Осип Мандельштам (1912)
Стихотворение утверждает текущее время (циферблат!) — то, что «здесь и сейчас». Этот бунт против «вечности» можно найти во многих ранних произведениях Мандельштама, например, в гейдельбергском стихотворении «Не говорите мне о вечности…» (1909) или в стихотворении «Медлительнее снежный улей…» (1910):
И если в ледяных алмазах
Струится вечности мороз,
Здесь — трепетание стрекоз
Быстроживущих, синеглазых (I, 50).
Гумилев подчеркивал самоценность каждого явления («все явления — братья»)[62]. Мандельштам в своей статье-манифесте провозглашает «закон тождества» и «способность удивляться» полноте бытия:
«Способность удивляться — главная добродетель поэта. Но как же не удивиться тогда плодотворнейшему из законов — закону тождества? […] Таким образом, признав суверенитет закона тождества, поэзия получает в пожизненное ленное обладание все сущее без условий и ограничений» (I, 180).
«Закон тождества» — вызов символистам, растратившим себя в поисках символов и аналогий. В своем очерке «О природе слова», написанном через десять лет после «эпохи манифестов», Мандельштам полемически заявляет:
«Вот куда приводит профессиональный символизм. Восприятие деморализовано. Ничего настоящего, подлинного. Страшный контрданс “соответствий”, кивающих друг на друга. Вечное подмигивание. Ни одного ясного слова, только намеки, недоговаривания. Роза кивает на девушку, девушка на розу. Никто не хочет быть самим собой. […] Акмеизм возник из отталкивания: “Прочь от символизма, да здравствует живая роза!”…» (I, 227, 229).
Из этих трех манифестов вырисовывается акмеистическая программа. Акмеизм требует вернуться к земному, органическому, конкретному, к пластике трехмерного предмета. Он исповедует художественную достоверность ремесла, «закон тождества», утверждение временного начала, «аполлоническую ясность» и «романскую иронию». И не в последнюю очередь — утверждает этот мир как единственно доступный человеку и поэту. Акмеизм осмыслял себя не столько как миросозерцание, скорее, — как своего рода «заговор». В «Утре акмеизма» Мандельштам пишет: «Нет равенства, нет соперничества, есть сообщничество сущих в заговоре против пустоты и небытия» (I, 180). Именно такими заговорщиками-сообщниками и были три главных акмеиста — Мандельштам, Ахматова, Гумилев. Они заключили друг с другом союз и вели непрерывную «беседу втроем».
Принадлежность к «заговору» влекла за собой целительную трезвую ясность в вопросе о том, каково назначение поэта, отныне наделенного моралью мастера-ремесленника. Поэт виделся символистам неким пророком, погруженным в видения, верховный жрецом, провозвестником иных миров. Мандельштам питал глубокое отвращение к «жреческой позиции поэта», как ее понимали и культивировали символисты на Башне Вячеслава Иванова — «великие соблазнители», по словам Н. Я. Мандельштам[63]. Он ощущал свою близость к Иннокентию Анненскому, «тихому символисту», филологу-классику и переводчику Еврипида, которого — после его смерти — и Гумилев, и Ахматова провозгласили учителем акмеистов.

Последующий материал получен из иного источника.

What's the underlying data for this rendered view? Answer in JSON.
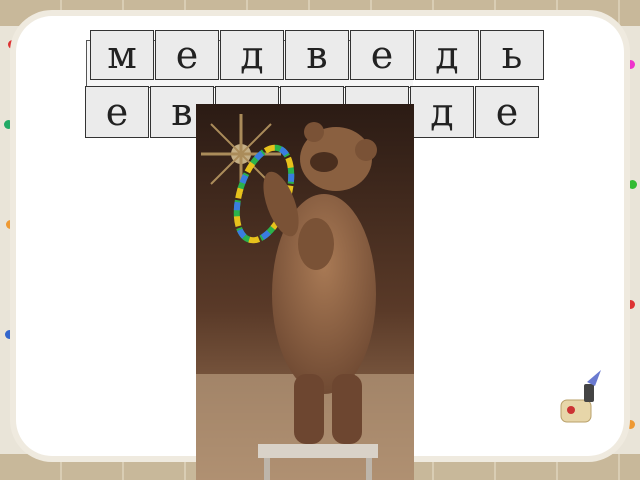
{
  "word_row": {
    "letters": [
      "м",
      "е",
      "д",
      "в",
      "е",
      "д",
      "ь"
    ]
  },
  "scrambled_row": {
    "letters": [
      "е",
      "в",
      "",
      "",
      "",
      "д",
      "е"
    ]
  },
  "photo": {
    "subject": "bear-with-hoop"
  },
  "colors": {
    "tile_bg": "#ebebeb",
    "panel_bg": "#ffffff",
    "frame_bg": "#e9e4d8"
  }
}
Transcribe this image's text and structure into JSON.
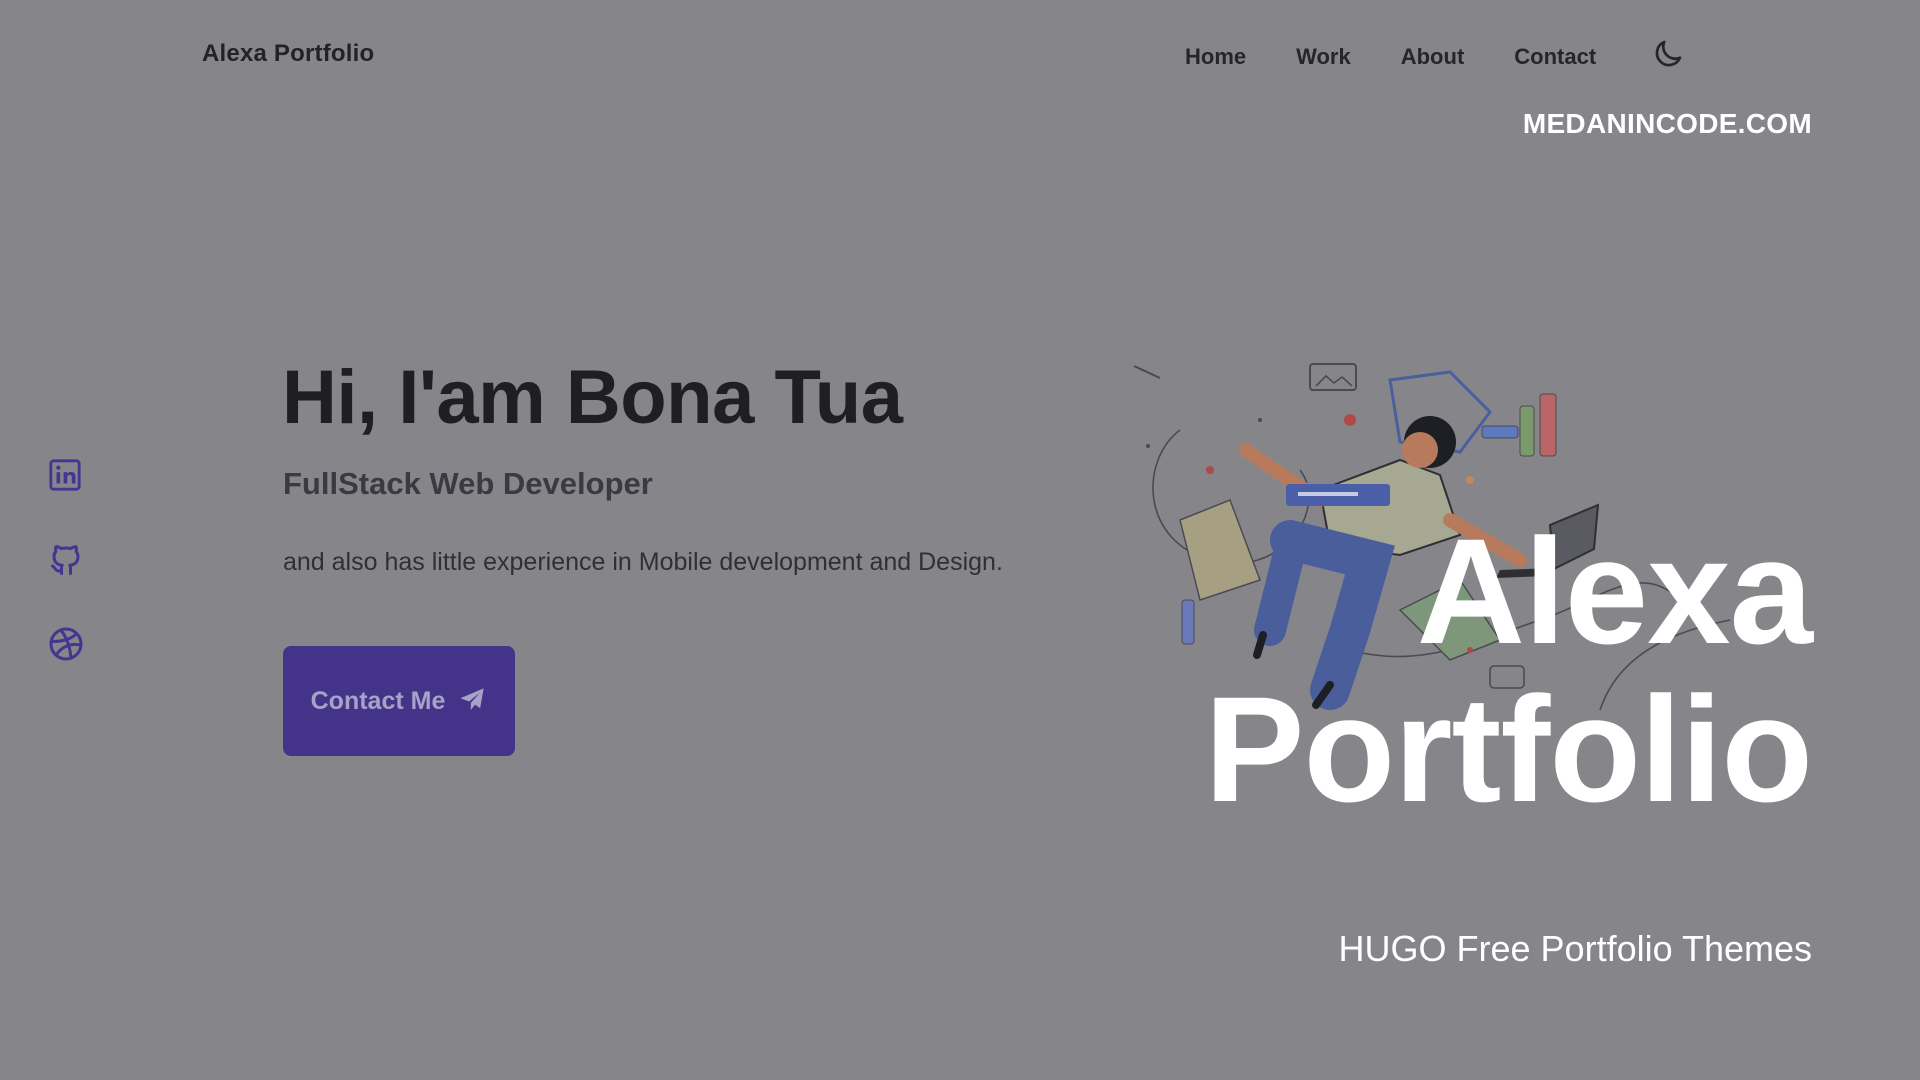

Прощание с вычурностью «символов», изгнание из величественной Башни на Таврической побуждали трезво подойти к реальности, заглянуть ей в глаза. Протестантские похороны, которые Мандельштам наблюдал в Петербурге в 1912 году (год рождения акмеизма), вдохновили его на создание стихотворения «Лютеранин». Заключительная строфа звучит здесь как «протестантски-акмеистический» манифест:
И думал я: витийствовать не надо.
Мы не пророки, даже не предтечи,
Не любим рая, не боимся ада,
И в полдень матовый горим, как свечи (I, 78).
Мандельштам не воспринимает акмеизм как полный отказ от метафизики: он отвергает лишь символистский приоритет потустороннего, ищет «живого равновесия» между рассудочностью и мистикой (I, 180), между «праздником физиологии» и «метафизическим доказательством» (I, 178–179).
Символисты болезненно реагировали на поведение своих заблудших сыновей: ведь они, столь многим обязанные «отцам», не удосужились даже их поблагодарить (впрочем, Гумилев в своем манифесте ссылается на символистское «наследство»). Неодобрение и обиду Александра Блока можно было почувствовать еще в 1921 году в его полемической статье «Без божества, без вдохновенья». Да и гонители акмеистов в советское время будут нередко пользоваться теми же словами осуждения, которые высказал Блок по адресу своих неблагодарных «сыновей».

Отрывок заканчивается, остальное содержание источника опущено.